Handball
Gesicherte Pfalzliga-Damen der HR bei Meister Haßloch
„Es ist für uns das leichteste Spiel der Saison. Wir können nur gewinnen“, meint HR-Coach Björn Dinger hinsichtlich der Dominanz der Gegnerinnen. 42:0 Punkte, durchschnittlich 35 erzielte Treffer pro Spiel und ein Torverhältnis von plus 275 zeugen von einer Ausnahmestellung der Haßlocherinnen. Für die „Nordpfälzer Wölfinnen“ kann es nur darum gehen, die zu erwartende Niederlage im Rahmen zu halten. „Wir wollen im letzten Spiel noch einmal Spaß haben, müssen aber aufpassen, dass wir nicht überrollt werden“, warnt Dinger. Viele seiner Spielerinnen leiden nämlich noch unter den Folgen des kürzlichen Corona-Ausbruchs. „Die Mädels sind noch geschwächt. Schon nach wenigen Minuten sind sie zum Teil kaputt“, berichtet Dinger.

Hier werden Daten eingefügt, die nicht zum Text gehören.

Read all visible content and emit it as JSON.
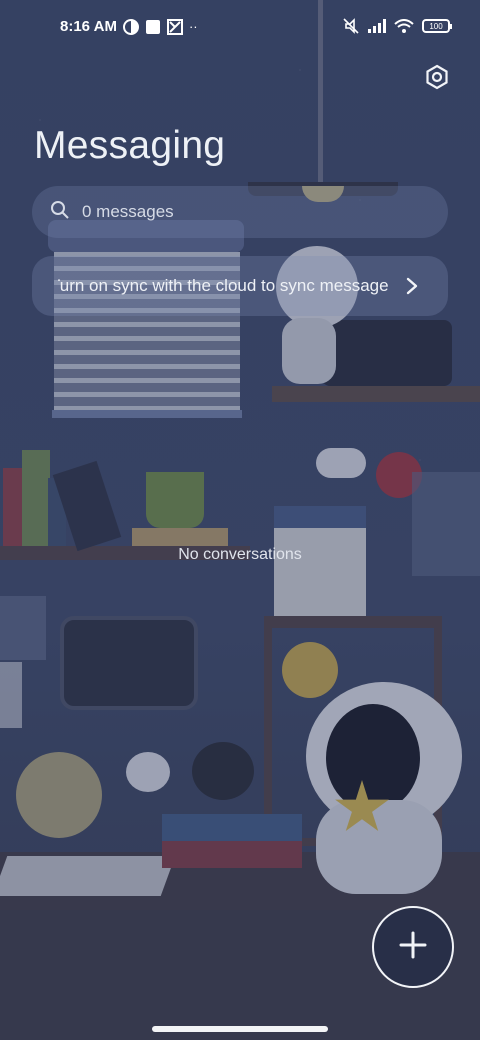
{
  "status_bar": {
    "time": "8:16 AM",
    "left_icons": [
      "contrast-icon",
      "square-notification-icon",
      "puzzle-notification-icon",
      "more-dots-icon"
    ],
    "more_dots": "··",
    "right_icons": [
      "mute-icon",
      "signal-icon",
      "wifi-icon",
      "battery-icon"
    ],
    "battery_level": "100"
  },
  "header": {
    "title": "Messaging"
  },
  "search": {
    "placeholder": "0 messages"
  },
  "sync_banner": {
    "text": "Turn on sync with the cloud to sync messages"
  },
  "conversations": {
    "empty_text": "No conversations"
  },
  "fab": {
    "icon": "plus-icon"
  },
  "colors": {
    "accent": "#f2f4f8",
    "background": "#3b4666"
  }
}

Er selbst kann am Samstag aufgrund privater Verpflichtungen nicht dabei sein. Co-Trainer Matthias Griebe vertritt ihn. Das Trainerteam wünscht sich, dass die HR diese Runde, die von große Personalsorgen geprägt war, ordentlich zu Ende bringen kann. Etwaige Hoffnungen, dass es Haßloch lockerer angehen lassen könnte, dürften sich nicht bewahrheiten. Der Pfalzligameister wird das Spiel als Vorbereitung für die Aufstiegsrunde betrachten. Dort spielt die TSG nämlich Ende Mai und Anfang Juni um den Aufstieg in die Oberliga Rheinland-Pfalz/Saar.